Inilah ironi antara rakyat dan penguasanya. Sebuah fenomena yang tidak mengherankan di sistem demokrasi kapitalistik yang melahirkan lingkaran oligarki. Negara serasa milik golongan dan perorangan. Karena lagi-lagi, rakyatlah yang harus menerima kenyataan pahitnya hidup dalam sistem demokrasi kapitalistik.

Dalam Islam, seorang penguasa atau pejabat haram baginya mengambil harta yang bukan haknya, apalagi memanfaatkan jabatannya untuk hal tersebut. Seperti yang dicontohkan oleh Khalifah Umar bin Khaththab ra. Ia selalu mengaudit jumlah kekayaan pejabatnya sebelum dan sesudah menjabat. Jika terdapat peningkatan harta yang tidak wajar, mereka diminta membuktikan bahwa hasil kekayaan yang mereka dapat bukanlah hasil korupsi atau hal haram lainnya. Bahkan, Khalifah Umar beberapa kali membuat kebijakan mencopot jabatan atau menyita harta bawahannya hanya karena hartanya bertambah, terlebih jika diketahui hartanya itu didapat bukan dari gaji yang diberikan negara.

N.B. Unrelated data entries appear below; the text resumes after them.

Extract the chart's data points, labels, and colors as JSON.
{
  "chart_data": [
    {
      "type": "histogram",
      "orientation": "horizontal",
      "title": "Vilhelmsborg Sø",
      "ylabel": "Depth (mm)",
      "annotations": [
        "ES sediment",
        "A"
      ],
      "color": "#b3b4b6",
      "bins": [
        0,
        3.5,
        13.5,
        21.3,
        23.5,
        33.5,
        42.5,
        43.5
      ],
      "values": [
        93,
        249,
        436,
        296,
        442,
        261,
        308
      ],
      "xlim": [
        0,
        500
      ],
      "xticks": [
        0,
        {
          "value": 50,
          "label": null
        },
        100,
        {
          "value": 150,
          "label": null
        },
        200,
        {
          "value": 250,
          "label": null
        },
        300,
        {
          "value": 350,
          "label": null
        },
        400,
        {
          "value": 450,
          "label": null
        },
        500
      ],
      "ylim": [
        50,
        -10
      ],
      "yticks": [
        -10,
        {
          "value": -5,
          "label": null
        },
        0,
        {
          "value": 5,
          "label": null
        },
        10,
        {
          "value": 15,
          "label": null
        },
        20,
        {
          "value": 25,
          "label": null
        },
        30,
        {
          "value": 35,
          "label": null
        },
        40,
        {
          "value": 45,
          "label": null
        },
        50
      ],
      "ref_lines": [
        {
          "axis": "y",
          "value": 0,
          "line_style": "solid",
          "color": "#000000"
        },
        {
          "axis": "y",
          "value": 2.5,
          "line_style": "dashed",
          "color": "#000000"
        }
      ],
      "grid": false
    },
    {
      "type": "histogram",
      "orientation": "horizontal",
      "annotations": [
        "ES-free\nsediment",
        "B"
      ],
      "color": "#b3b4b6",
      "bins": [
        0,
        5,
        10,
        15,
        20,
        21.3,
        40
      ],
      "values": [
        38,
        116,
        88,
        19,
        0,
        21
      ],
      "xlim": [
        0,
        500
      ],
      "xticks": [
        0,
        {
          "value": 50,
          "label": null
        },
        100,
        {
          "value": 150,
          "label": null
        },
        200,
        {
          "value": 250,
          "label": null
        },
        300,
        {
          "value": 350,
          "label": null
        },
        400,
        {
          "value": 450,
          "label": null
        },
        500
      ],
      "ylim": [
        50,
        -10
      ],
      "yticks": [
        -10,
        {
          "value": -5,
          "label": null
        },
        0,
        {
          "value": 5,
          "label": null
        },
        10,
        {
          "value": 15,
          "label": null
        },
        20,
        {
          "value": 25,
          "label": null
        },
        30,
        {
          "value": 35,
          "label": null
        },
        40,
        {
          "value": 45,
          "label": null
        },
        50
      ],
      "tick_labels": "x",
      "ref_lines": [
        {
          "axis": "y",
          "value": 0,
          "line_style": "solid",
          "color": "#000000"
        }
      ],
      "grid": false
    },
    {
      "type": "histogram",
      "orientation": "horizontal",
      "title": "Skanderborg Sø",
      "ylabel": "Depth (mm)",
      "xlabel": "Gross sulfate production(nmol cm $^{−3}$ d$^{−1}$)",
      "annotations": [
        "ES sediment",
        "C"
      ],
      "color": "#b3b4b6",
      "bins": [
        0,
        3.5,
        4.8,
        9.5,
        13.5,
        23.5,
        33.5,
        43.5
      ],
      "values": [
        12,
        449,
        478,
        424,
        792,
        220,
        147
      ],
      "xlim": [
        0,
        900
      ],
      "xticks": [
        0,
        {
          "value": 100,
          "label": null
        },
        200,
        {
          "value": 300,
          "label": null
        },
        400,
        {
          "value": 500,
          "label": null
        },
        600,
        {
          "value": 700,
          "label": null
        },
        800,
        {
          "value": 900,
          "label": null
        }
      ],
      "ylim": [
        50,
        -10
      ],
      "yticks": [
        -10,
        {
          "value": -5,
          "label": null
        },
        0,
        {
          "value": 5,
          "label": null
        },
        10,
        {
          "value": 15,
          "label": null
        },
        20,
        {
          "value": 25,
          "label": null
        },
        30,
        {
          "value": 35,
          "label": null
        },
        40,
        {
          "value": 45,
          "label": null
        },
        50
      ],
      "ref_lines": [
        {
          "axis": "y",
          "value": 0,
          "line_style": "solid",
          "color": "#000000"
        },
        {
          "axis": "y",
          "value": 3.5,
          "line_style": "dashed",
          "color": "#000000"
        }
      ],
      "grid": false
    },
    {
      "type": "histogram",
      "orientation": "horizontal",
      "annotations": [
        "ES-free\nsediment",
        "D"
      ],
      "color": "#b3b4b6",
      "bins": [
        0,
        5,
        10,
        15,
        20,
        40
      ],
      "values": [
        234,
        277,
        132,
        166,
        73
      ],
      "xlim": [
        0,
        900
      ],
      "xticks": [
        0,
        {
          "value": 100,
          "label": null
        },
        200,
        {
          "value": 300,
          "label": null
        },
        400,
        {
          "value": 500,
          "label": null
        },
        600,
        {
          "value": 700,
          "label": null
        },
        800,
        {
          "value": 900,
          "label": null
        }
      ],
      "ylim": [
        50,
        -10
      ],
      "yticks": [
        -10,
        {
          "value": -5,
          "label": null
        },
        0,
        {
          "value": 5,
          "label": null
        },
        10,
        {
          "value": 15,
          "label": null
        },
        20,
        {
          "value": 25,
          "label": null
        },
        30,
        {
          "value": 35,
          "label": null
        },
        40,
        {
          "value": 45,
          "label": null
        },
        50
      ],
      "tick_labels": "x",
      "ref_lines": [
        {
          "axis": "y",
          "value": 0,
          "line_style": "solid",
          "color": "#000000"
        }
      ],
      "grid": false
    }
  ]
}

Khalifah Umar bin Abdul Aziz dan istrinya, misalnya rela mendermakan harta kekayaannya demi rakyat. Mereka lebih memilih hidup sederhana dibanding menanti hisab berat di akhirat. Ada pula Abu Ubaidan bin al-Jarrah, sahabat Nabi saw. dan panglima besar penakluk Negeri Syam. Di dalam rumahnya yang luas, Abu Ubaid hanya memiliki sebilah pedang, baju besi, dan satu kendaraan. Meski Khalifah Umar bin Khathab menyarankan agar ia mengambil sesuatu dari harta berlimpah di sekitarnya, Abu Ubaid menolak. Sang gubernur lebih memilih zuhud dibanding bergelimang harta.

Semua itu tidak akan bisa berjalan tanpa adanya penerapan sistem politik Islam yang mengurusi urusan rakyat. Sistem politik ini juga tidak akan bisa dijalankan tanpa adanya sistem pemerintahan Islam yakni khilafah ala minhajin nubuwwah. Hanya dengan penerapan syariat Islam secara kafah, para pejabat tidak akan sampai tergila-gila dengan harta. Tidak pula memanfaatkan jabatan untuk memperkaya diri. Sebab, jabatan serta harta yang berlimpah akan dihisab di akhirat kelak, akankah menjadi surga atau neraka baginya.